Das gleiche gilt für das Wörtchen „Danke“. Es kann ein Detail sein, für das ich mich bedanke, eine vermeintliche Selbstverständlichkeit, und es ist so einfach.
3. Gesten
Neben dem, was wir mit Worten ausdrücken, signalisieren wir auch durch unsere Körpersprache, also Gestik, Mimik und Stimme, wie wir zum Gegenüber stehen.
Wertschätzung zeigen wir gestisch zum Beispiel dadurch
- dass wir uns dem:der anderen körperlich zu-wenden, wenn wir mit ihm:ihr sprechen.
- Und: schauen Sie Ihr Gegenüber an! Der Blick ist eine der wirksamsten Möglichkeiten, ohne Worte Kontakt aufzunehmen. Wer angeschaut wird, genießt im wahrsten Sinne des Wortes An-sehen. Achten Sie einmal drauf, welche Wirkung es hat, wenn Sie den Menschen wirklich in die Augen schauen – zum Beispiel beim Einkaufen im Supermarkt oder in der Fußgängerzone. Meist kommt unmittelbar ein Lächeln zurück. Suchen Sie auch mit Ihren Mitarbeitenden immer mal wieder den Blick-Kontakt – vor allem im Verlauf eines längeren Gesprächs.

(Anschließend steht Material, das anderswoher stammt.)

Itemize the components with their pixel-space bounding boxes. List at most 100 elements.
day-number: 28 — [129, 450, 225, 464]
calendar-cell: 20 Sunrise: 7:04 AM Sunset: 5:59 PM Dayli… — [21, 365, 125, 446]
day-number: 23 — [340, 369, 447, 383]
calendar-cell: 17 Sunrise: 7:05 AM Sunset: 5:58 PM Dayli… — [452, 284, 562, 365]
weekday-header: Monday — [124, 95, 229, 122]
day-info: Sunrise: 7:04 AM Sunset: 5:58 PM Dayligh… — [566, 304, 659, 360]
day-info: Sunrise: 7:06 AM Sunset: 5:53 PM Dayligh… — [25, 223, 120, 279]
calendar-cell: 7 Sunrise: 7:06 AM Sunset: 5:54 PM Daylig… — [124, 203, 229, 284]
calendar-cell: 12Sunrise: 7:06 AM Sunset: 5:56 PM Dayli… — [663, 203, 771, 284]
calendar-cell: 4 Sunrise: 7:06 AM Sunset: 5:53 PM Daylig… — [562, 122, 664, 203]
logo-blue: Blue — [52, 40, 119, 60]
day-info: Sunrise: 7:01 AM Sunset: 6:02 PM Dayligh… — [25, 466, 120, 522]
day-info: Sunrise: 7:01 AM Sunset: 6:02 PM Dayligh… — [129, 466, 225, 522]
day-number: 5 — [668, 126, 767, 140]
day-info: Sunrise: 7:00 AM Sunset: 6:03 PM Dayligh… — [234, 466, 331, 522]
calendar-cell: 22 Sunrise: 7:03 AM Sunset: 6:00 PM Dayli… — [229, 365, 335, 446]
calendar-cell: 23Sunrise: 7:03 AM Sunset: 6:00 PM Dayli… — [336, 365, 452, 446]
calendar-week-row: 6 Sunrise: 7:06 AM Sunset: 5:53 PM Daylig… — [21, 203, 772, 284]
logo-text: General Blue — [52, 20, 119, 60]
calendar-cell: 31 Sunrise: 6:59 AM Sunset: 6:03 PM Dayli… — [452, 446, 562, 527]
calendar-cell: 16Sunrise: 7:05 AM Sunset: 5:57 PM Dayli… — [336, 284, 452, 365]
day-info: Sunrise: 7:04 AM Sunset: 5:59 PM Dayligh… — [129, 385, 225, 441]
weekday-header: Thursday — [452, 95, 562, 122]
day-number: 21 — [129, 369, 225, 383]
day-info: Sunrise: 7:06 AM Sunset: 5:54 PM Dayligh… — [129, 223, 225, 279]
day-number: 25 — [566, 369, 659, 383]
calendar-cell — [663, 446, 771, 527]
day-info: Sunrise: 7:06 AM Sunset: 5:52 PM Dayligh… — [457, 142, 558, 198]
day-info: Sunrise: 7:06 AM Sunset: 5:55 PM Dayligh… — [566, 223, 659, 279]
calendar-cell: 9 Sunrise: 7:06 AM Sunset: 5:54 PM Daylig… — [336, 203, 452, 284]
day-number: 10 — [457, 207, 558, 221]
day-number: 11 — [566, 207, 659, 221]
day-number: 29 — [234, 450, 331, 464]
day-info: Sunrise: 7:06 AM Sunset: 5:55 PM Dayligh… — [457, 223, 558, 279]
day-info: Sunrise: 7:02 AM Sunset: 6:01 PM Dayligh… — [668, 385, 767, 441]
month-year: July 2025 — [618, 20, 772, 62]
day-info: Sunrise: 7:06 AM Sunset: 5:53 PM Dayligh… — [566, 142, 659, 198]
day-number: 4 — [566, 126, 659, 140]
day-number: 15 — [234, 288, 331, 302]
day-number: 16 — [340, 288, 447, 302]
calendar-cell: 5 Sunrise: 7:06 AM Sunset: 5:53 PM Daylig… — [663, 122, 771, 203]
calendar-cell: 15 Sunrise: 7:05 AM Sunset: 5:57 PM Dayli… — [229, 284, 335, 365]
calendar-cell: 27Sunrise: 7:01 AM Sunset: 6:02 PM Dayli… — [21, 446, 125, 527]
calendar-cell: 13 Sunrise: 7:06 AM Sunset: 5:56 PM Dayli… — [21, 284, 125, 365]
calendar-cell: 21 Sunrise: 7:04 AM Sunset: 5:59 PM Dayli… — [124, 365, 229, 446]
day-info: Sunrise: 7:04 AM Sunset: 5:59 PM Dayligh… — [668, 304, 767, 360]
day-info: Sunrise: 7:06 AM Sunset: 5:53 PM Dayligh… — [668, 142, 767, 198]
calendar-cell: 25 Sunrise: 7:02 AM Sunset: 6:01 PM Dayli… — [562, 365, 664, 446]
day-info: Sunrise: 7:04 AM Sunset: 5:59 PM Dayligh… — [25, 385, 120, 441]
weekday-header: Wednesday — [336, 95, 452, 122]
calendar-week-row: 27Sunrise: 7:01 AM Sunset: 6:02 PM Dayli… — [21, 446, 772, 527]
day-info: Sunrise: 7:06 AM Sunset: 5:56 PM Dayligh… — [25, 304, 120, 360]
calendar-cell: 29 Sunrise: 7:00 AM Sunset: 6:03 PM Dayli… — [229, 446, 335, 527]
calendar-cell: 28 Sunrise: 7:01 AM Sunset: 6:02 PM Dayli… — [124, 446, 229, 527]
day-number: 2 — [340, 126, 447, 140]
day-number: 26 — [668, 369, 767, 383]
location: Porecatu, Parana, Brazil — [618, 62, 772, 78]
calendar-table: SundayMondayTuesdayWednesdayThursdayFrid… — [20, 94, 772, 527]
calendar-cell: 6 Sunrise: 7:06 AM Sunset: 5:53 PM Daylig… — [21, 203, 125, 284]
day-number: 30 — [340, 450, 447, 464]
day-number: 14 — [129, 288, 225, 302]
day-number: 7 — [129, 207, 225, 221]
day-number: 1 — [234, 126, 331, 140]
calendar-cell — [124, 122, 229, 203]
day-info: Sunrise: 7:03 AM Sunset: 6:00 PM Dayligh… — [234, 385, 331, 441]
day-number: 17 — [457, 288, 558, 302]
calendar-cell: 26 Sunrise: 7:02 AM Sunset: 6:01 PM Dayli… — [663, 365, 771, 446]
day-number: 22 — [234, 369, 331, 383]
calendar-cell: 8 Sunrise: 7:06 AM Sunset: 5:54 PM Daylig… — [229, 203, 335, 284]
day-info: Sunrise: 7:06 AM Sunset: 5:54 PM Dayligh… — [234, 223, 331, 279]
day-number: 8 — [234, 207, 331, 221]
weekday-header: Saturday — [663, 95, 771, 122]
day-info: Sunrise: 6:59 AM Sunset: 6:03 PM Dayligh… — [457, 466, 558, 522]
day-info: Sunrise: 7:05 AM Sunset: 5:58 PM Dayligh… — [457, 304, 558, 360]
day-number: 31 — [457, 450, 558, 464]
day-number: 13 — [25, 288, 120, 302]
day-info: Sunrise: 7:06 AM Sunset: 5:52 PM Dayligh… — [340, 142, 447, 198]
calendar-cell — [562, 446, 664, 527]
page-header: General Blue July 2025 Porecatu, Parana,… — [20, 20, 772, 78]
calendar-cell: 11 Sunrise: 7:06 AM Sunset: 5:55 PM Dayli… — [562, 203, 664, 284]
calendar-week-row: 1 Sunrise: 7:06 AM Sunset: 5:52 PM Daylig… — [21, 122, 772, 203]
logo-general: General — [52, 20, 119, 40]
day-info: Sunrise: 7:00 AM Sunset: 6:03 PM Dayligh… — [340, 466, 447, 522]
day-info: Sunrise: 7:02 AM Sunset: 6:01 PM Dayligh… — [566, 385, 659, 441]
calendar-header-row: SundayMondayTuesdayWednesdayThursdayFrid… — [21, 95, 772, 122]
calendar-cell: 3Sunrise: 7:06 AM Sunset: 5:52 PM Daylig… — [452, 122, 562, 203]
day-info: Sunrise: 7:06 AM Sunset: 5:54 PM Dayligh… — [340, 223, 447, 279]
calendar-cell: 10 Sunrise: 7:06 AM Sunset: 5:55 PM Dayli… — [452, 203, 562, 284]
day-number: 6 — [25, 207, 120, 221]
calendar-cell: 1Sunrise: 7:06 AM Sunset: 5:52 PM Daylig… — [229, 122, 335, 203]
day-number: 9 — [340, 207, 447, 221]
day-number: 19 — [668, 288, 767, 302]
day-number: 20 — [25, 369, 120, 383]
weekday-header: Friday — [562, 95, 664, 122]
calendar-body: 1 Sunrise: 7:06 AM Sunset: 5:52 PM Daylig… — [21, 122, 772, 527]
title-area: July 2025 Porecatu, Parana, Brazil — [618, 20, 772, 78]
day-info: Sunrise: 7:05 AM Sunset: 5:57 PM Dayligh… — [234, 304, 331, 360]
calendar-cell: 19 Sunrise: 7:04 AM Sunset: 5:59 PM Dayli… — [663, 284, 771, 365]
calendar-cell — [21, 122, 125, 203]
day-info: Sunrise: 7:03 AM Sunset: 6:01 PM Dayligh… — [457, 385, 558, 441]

Der Körper ist verräterisch. Er spricht eine eigene Sprache. Wenn Sie für jemanden keine Wertschätzung empfinden, können Sie sich noch so sehr um die richtigen Worte bemühen, er wird Sie verraten. Körpersprache ist wahrhaftiger als das, was wir verbal ausdrücken. Nur geschulte Redner haben sie im Griff. Wir Normalsterblichen können sie in der Regel nicht kontrollieren, denn der nonverbale Teil der Kommunikation ist unserem Bewusstsein entzogen.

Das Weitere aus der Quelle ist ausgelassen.